The bill, known as the Puerto Rico Humanitarian Act (H.R. 3966), was introduced before the House Transportation and Infrastructure and Armed Services committees last Thursday, one day after the Department of Homeland Security said an extension of the 10-day waiver of the Jones Act in Puerto Rico was not needed. The waiver expired this past Sunday with the DHS determining that there was an “ample supply of Jones Act-qualified vessels to ensure that cargo is able to reach Puerto Rico”.
The proposed Puerto Rico Humanitarian Relief Act would a provide a 5-year moratorium of the Jones Act as Puerto Rico recovers and rebuilds in the aftermath of Hurricane Maria, which devastated the island in September.
“The Puerto Rico Humanitarian Relief Act would provide relief from this burdensome regulation and allow Puerto Rico the opportunity to rebuild their island without added costs and delays caused by the requirements of the Jones Act,” Palmer and Velázquez said a joint statement.
In the statement, the two lawmakers pointed to studies by the University of Puerto Rico and Federal Reserve Bank of New York that claim the Jones Act costs Puerto Rico more than $500 million per year and doubles freight rates from the U.S. East Coast to and from the island, respectively.
The statement fails to mention the 2013 U.S. Government Accountability Office report, widely regarded as the most comprehensive report into the Jones Act’s impacts on Puerto Rico to date, which found that it is nearly impossible to determine for certain the extent to which freight rates in U.S. mainland to Puerto Rico trade are higher compared foreign carriers due to the number of determining factors that influence freight rates and product prices. The report however was conclusive in its findings that any modifications of the Jones Act in Puerto Rico raise concerns over the effects on the U.S. merchant marine and the U.S. shipbuilding industry, both of which are beneficial to national security.
“The effects of modifying the application of the Jones Act for Puerto Rico are highly uncertain, and various trade-offs could materialize depending on how the Act is modified,” the GAO clearly stated in its findings.
On Monday, Senator John McCain, R-AZ, urged Congress to pass his own bill seeking to permanently exempt Puerto Rico from the Jones Act.
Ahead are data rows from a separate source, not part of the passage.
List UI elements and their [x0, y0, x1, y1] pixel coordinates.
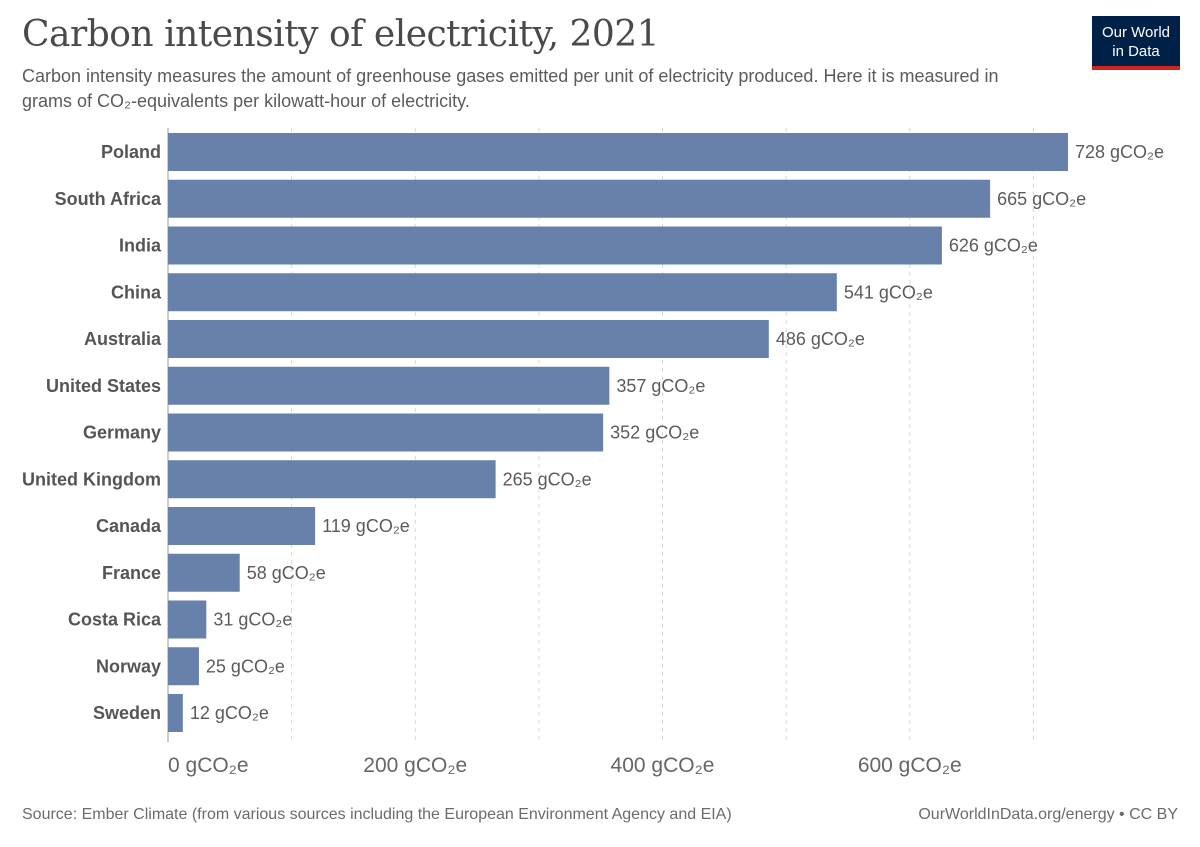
bar[interactable]	[168, 413, 604, 452]
value-label: 626 gCO₂e	[949, 236, 1038, 256]
category-label: United States	[46, 376, 161, 396]
value-label: 352 gCO₂e	[610, 423, 699, 443]
chart-subtitle: Carbon intensity measures the amount of …	[22, 66, 999, 111]
category-label: Costa Rica	[68, 610, 162, 630]
x-axis-ticks: 0 gCO₂e 200 gCO₂e 400 gCO₂e 600 gCO₂e	[168, 754, 962, 777]
value-label: 728 gCO₂e	[1075, 142, 1164, 162]
bar[interactable]	[168, 507, 316, 545]
bar[interactable]	[168, 366, 610, 405]
bar[interactable]	[168, 133, 1068, 171]
category-label: Sweden	[93, 703, 161, 723]
bar[interactable]	[168, 320, 769, 358]
bar[interactable]	[168, 273, 837, 312]
bar[interactable]	[168, 460, 496, 499]
bars	[168, 133, 1068, 732]
category-label: Poland	[101, 142, 161, 162]
bar-chart: Poland South Africa India China Australia Uni…	[22, 128, 1164, 777]
bar[interactable]	[168, 226, 942, 265]
category-label: China	[111, 282, 162, 302]
value-label: 486 gCO₂e	[776, 329, 865, 349]
bar[interactable]	[168, 553, 240, 592]
category-label: India	[119, 236, 162, 256]
value-label: 541 gCO₂e	[844, 282, 933, 302]
value-label: 31 gCO₂e	[213, 610, 292, 630]
value-label: 665 gCO₂e	[997, 189, 1086, 209]
category-label: Australia	[84, 329, 162, 349]
category-label: Germany	[83, 423, 161, 443]
bar[interactable]	[168, 694, 183, 732]
credit-link[interactable]: OurWorldInData.org/energy • CC BY	[918, 806, 1178, 823]
x-tick-label: 200 gCO₂e	[363, 754, 467, 777]
owid-logo[interactable]: Our World in Data	[1092, 16, 1180, 70]
category-label: Canada	[96, 516, 162, 536]
value-label: 12 gCO₂e	[190, 703, 269, 723]
chart-title: Carbon intensity of electricity, 2021	[22, 14, 660, 55]
logo-line-1: Our World	[1101, 24, 1171, 41]
category-labels: Poland South Africa India China Australia Uni…	[22, 142, 162, 723]
value-label: 119 gCO₂e	[322, 516, 410, 536]
source-note: Source: Ember Climate (from various sour…	[22, 806, 732, 823]
x-tick-label: 600 gCO₂e	[858, 754, 962, 777]
bar[interactable]	[168, 600, 207, 639]
value-label: 25 gCO₂e	[206, 656, 285, 676]
x-tick-label: 400 gCO₂e	[611, 754, 715, 777]
category-label: South Africa	[55, 189, 162, 209]
value-label: 58 gCO₂e	[247, 563, 326, 583]
bar[interactable]	[168, 179, 991, 218]
x-tick-label: 0 gCO₂e	[168, 754, 249, 777]
category-label: United Kingdom	[22, 469, 161, 489]
bar[interactable]	[168, 647, 199, 686]
value-labels: 728 gCO₂e 665 gCO₂e 626 gCO₂e 541 gCO₂e 486 …	[190, 142, 1164, 723]
value-label: 265 gCO₂e	[503, 469, 592, 489]
category-label: France	[102, 563, 161, 583]
category-label: Norway	[96, 656, 161, 676]
value-label: 357 gCO₂e	[616, 376, 705, 396]
logo-line-2: in Data	[1112, 43, 1160, 60]
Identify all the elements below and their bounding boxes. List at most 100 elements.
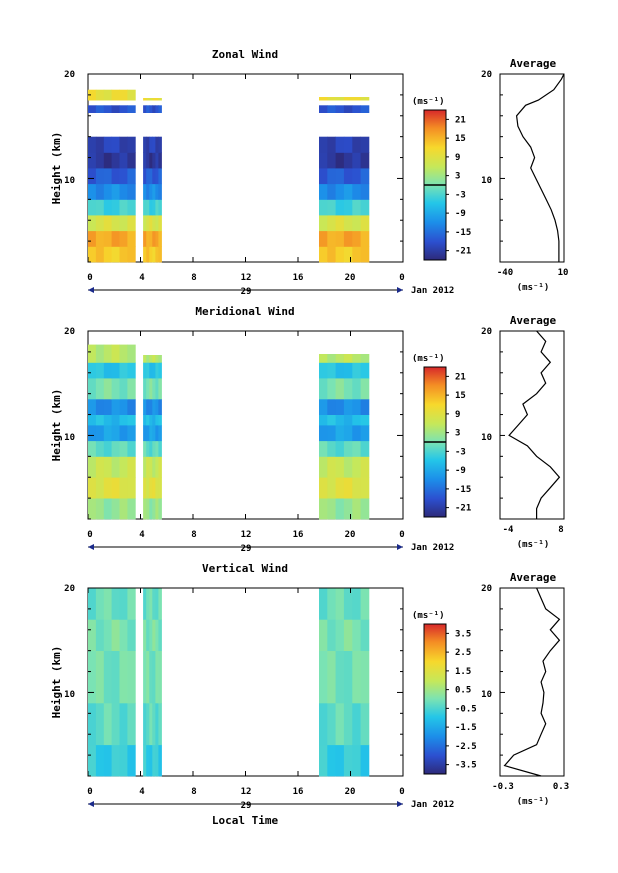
heatmap-cell xyxy=(335,414,345,426)
avg-x-axis-label: (ms⁻¹) xyxy=(517,540,550,550)
heatmap-cell xyxy=(152,398,156,415)
heatmap-cell xyxy=(149,440,153,457)
heatmap-cell xyxy=(111,440,120,457)
heatmap-cell xyxy=(88,230,97,247)
heatmap-cell xyxy=(119,378,128,400)
heatmap-cell xyxy=(95,477,105,499)
heatmap-cell xyxy=(152,456,156,478)
heatmap-cell xyxy=(352,136,361,153)
heatmap-cell xyxy=(152,425,156,442)
colorbar-tick-label: -9 xyxy=(455,209,466,219)
heatmap-cell xyxy=(343,105,353,113)
heatmap-cell xyxy=(143,378,147,400)
heatmap-cell xyxy=(327,215,336,232)
heatmap-cell xyxy=(111,378,120,400)
heatmap-cell xyxy=(119,619,128,651)
heatmap-cell xyxy=(103,477,113,499)
heatmap-cell xyxy=(111,398,120,415)
heatmap-cell xyxy=(88,588,97,620)
heatmap-cell xyxy=(146,136,150,153)
heatmap-cell xyxy=(111,246,120,263)
panel-title: Meridional Wind xyxy=(195,305,294,318)
avg-x-axis-label: (ms⁻¹) xyxy=(517,797,550,807)
heatmap-cell xyxy=(343,354,353,363)
heatmap-cell xyxy=(111,183,120,200)
heatmap-cell xyxy=(327,168,336,185)
heatmap-cell xyxy=(327,105,336,113)
heatmap-cell xyxy=(95,498,105,520)
heatmap-cell xyxy=(146,199,150,216)
heatmap-cell xyxy=(149,702,153,746)
heatmap-cell xyxy=(152,98,156,101)
heatmap-cell xyxy=(352,498,361,520)
heatmap-cell xyxy=(319,362,328,379)
heatmap-cell xyxy=(143,702,147,746)
heatmap-cell xyxy=(127,136,136,153)
heatmap-cell xyxy=(88,378,97,400)
heatmap-cell xyxy=(155,136,159,153)
heatmap-cell xyxy=(155,199,159,216)
heatmap-cell xyxy=(327,744,336,777)
heatmap-cell xyxy=(95,152,105,169)
heatmap-cell xyxy=(352,456,361,478)
heatmap-cell xyxy=(155,456,159,478)
heatmap-cell xyxy=(352,588,361,620)
heatmap-cell xyxy=(352,183,361,200)
heatmap-cell xyxy=(88,477,97,499)
colorbar-tick-label: -15 xyxy=(455,228,471,238)
heatmap-cell xyxy=(327,650,336,704)
heatmap-cell xyxy=(95,105,105,113)
x-tick-label: 12 xyxy=(241,787,252,797)
heatmap-cell xyxy=(343,425,353,442)
heatmap-cell xyxy=(155,230,159,247)
colorbar-tick-label: 9 xyxy=(455,153,460,163)
heatmap-cell xyxy=(103,152,113,169)
x-tick-label: 16 xyxy=(293,273,304,283)
heatmap-cell xyxy=(327,362,336,379)
heatmap-cell xyxy=(111,650,120,704)
heatmap-cell xyxy=(360,425,370,442)
heatmap-cell xyxy=(103,378,113,400)
colorbar-tick-label: 3 xyxy=(455,429,460,439)
heatmap-cell xyxy=(335,456,345,478)
heatmap-cell xyxy=(149,744,153,777)
heatmap-cell xyxy=(155,702,159,746)
heatmap-cell xyxy=(143,98,147,101)
heatmap-cell xyxy=(152,619,156,651)
heatmap-cell xyxy=(335,702,345,746)
heatmap-cell xyxy=(327,199,336,216)
heatmap-cell xyxy=(327,183,336,200)
panel-title: Vertical Wind xyxy=(202,562,288,575)
heatmap-cell xyxy=(327,398,336,415)
heatmap-cell xyxy=(360,354,370,363)
heatmap-cell xyxy=(343,246,353,263)
heatmap-cell xyxy=(327,136,336,153)
heatmap-cell xyxy=(360,230,370,247)
heatmap-cell xyxy=(119,398,128,415)
heatmap-cell xyxy=(319,456,328,478)
heatmap-cell xyxy=(146,98,150,101)
heatmap-cell xyxy=(119,440,128,457)
heatmap-cell xyxy=(155,355,159,363)
heatmap-cell xyxy=(127,378,136,400)
heatmap-cell xyxy=(149,246,153,263)
heatmap-cell xyxy=(335,246,345,263)
heatmap-cell xyxy=(88,199,97,216)
heatmap-cell xyxy=(103,498,113,520)
y-tick-label: 10 xyxy=(64,176,75,186)
heatmap-cell xyxy=(155,440,159,457)
heatmap-cell xyxy=(143,425,147,442)
heatmap-cell xyxy=(127,702,136,746)
heatmap-cell xyxy=(127,425,136,442)
heatmap-cell xyxy=(119,230,128,247)
x-tick-label: 0 xyxy=(87,787,92,797)
heatmap-cell xyxy=(127,344,136,363)
date-label: 29 xyxy=(241,544,252,554)
heatmap-cell xyxy=(158,199,162,216)
heatmap-cell xyxy=(127,456,136,478)
heatmap-cell xyxy=(127,619,136,651)
date-axis-right-arrow-icon xyxy=(397,801,403,807)
heatmap-cell xyxy=(143,215,147,232)
heatmap-cell xyxy=(143,744,147,777)
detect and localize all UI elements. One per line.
The bill was first proposed September 28.
“Now that the temporary Jones Act waiver for Puerto Rico has expired, it is more important than ever for Congress to pass my bill to permanently exempt Puerto Rico from this archaic and burdensome law,” McCain said in a statement. “Until we provide Puerto Rico with long-term relief, the Jones Act will continue to hinder much-needed efforts to help the people of Puerto Rico recover and rebuild from Hurricane Maria.”
The Jones Act requires that goods shipped between U.S. ports be transported on American-built ships that are owned and crew by Americans.